Оскар, первый мужчина в моей новой девичьей жизни. Он забавно рассуждал о камнях и заманчиво мечтал об опасном путешествии, которое прямиком привело бы его к гибели. Мне было интересно с ним, и казалось, Бох интуитивно проникся ко мне симпатией. Странно, ни один из моих друзей не волновал меня так, как Оскар Бох.
Однажды ночью мне приснился сон. Этот сон я потом долго не могл забыть. Я и мой учитель сидели среди огромных папоротников на берегу реки с прозрачной водой и наблюдали, как плещутся в ней серебристые рыбки. Я понимал, что мы находимся в мире за Бескрайней пустыней, в том, о котором учитель так мечтал. Сначала он взял меня за руку и посмотрел мне прямо в глаза и улыбнулся. Потом обнял так же крепко, как тогда, когда снимал меня с подоконника в учебном корпусе, и я снова ощутил, что под его одеждой скрывается сильное мускулистое тело. Это без сомнения красивый мужчина. Его теплые губы прикоснулись к моим. Я дернулся, сопротивляясь его поцелую, но не сильно. Оскар настойчиво взял меня за плечи и продолжил целовать. И от этого волнующего поцелуя у меня закружилась голова. Он принялся покрывать жаркими поцелуями мою шею. Его сильная рука коснулась моей очень чувствительной груди.
— Если хочешь, я остановлюсь? — предложил он мягким басовитым голосом.

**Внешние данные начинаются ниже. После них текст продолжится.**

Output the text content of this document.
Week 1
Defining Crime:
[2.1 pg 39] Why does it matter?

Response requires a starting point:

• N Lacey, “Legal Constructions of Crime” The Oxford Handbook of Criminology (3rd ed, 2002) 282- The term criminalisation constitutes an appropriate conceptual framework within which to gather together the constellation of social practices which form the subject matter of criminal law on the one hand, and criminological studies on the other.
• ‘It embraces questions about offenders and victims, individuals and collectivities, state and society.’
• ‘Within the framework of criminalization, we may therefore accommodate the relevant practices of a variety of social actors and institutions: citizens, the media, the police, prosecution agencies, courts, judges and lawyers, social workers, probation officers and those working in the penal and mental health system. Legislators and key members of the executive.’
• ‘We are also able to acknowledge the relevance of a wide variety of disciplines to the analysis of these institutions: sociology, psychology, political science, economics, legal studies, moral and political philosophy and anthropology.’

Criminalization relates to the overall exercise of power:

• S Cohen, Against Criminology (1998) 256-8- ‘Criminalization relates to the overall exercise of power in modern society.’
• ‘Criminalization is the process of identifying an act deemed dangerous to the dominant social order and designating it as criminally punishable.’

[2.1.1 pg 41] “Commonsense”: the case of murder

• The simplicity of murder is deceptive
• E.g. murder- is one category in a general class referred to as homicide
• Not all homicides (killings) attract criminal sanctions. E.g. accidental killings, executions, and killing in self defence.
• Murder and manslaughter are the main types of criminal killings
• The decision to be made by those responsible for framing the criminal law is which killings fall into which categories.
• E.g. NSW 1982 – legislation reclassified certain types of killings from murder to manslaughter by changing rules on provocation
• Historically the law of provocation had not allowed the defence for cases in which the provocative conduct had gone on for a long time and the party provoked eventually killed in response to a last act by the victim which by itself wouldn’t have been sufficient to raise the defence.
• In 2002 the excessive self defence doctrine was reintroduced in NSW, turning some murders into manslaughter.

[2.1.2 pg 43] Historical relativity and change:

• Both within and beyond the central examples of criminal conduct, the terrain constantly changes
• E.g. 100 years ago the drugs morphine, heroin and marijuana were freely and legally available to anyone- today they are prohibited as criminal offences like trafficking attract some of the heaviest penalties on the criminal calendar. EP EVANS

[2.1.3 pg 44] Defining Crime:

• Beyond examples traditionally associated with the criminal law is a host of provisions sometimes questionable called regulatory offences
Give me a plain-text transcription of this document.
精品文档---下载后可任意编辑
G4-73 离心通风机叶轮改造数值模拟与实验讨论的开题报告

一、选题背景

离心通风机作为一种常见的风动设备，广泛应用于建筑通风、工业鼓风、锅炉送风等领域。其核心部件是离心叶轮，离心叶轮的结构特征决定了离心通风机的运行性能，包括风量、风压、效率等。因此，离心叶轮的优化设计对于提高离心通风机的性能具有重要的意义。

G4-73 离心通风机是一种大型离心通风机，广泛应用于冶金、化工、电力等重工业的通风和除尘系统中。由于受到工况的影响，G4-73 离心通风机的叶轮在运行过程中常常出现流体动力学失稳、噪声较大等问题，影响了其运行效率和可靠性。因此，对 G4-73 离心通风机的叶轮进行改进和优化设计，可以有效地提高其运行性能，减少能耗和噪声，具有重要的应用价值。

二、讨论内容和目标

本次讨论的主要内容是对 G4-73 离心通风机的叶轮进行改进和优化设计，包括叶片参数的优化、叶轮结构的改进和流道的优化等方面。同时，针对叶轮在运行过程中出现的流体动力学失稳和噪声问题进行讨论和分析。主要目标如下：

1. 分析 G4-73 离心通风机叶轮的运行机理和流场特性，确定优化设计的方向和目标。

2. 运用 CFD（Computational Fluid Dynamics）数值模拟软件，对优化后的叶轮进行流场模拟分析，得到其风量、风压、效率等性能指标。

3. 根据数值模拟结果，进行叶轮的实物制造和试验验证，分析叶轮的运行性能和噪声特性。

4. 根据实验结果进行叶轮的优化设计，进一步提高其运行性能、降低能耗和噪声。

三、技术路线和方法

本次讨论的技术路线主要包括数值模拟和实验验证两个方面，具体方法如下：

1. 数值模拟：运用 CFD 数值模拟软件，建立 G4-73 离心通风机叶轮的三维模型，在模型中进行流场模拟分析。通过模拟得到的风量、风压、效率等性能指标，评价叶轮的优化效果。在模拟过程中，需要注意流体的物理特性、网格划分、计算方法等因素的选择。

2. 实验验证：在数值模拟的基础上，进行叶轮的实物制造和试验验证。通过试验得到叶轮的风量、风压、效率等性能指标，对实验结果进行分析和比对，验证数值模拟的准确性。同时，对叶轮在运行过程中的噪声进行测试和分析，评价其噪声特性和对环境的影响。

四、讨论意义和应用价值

— Нет-нет-нет, продолжай! — умоляю я ощущая жар, моё тело изнывает от желания и в этот момент, мне было плевать на всякие там приличия и условности. Я хотел этого мужчину, и хотел его прямо сейчас!
Оскар ловко расстегнул пуговицы на платье и припал губами к моей груди, лаская её языком…
— Вставай соня, а то проспишь утреннюю молитву и завтрак! — я нехотя открыл глаза и увидел свою радость Бетти. Она безмятежно и невинно улыбалась мне, сидя на краю постели в своём беленьком пеньюаре и с распущенными каштановыми волосами. Потом склонилась к моему лицу и нежно, но совсем невинно поцеловала в щёку. В этот момент Бет казалось самой нежностью, самим изяществом. Моё солнышко, прервала этот странный сон и спасла меня от постыдного, хоть и ненастоящего, совокупления с этим чокнутым любителем камней, угля и странных девиц.
Глава 8. Девушки
— Тебе не помешают подружки, Адриана. Человек не должен быть одинок, — поучал меня старый лекарь Мортиус, растягивал губы в улыбке. На его щеках при этом собирались сморщенные складки кожи.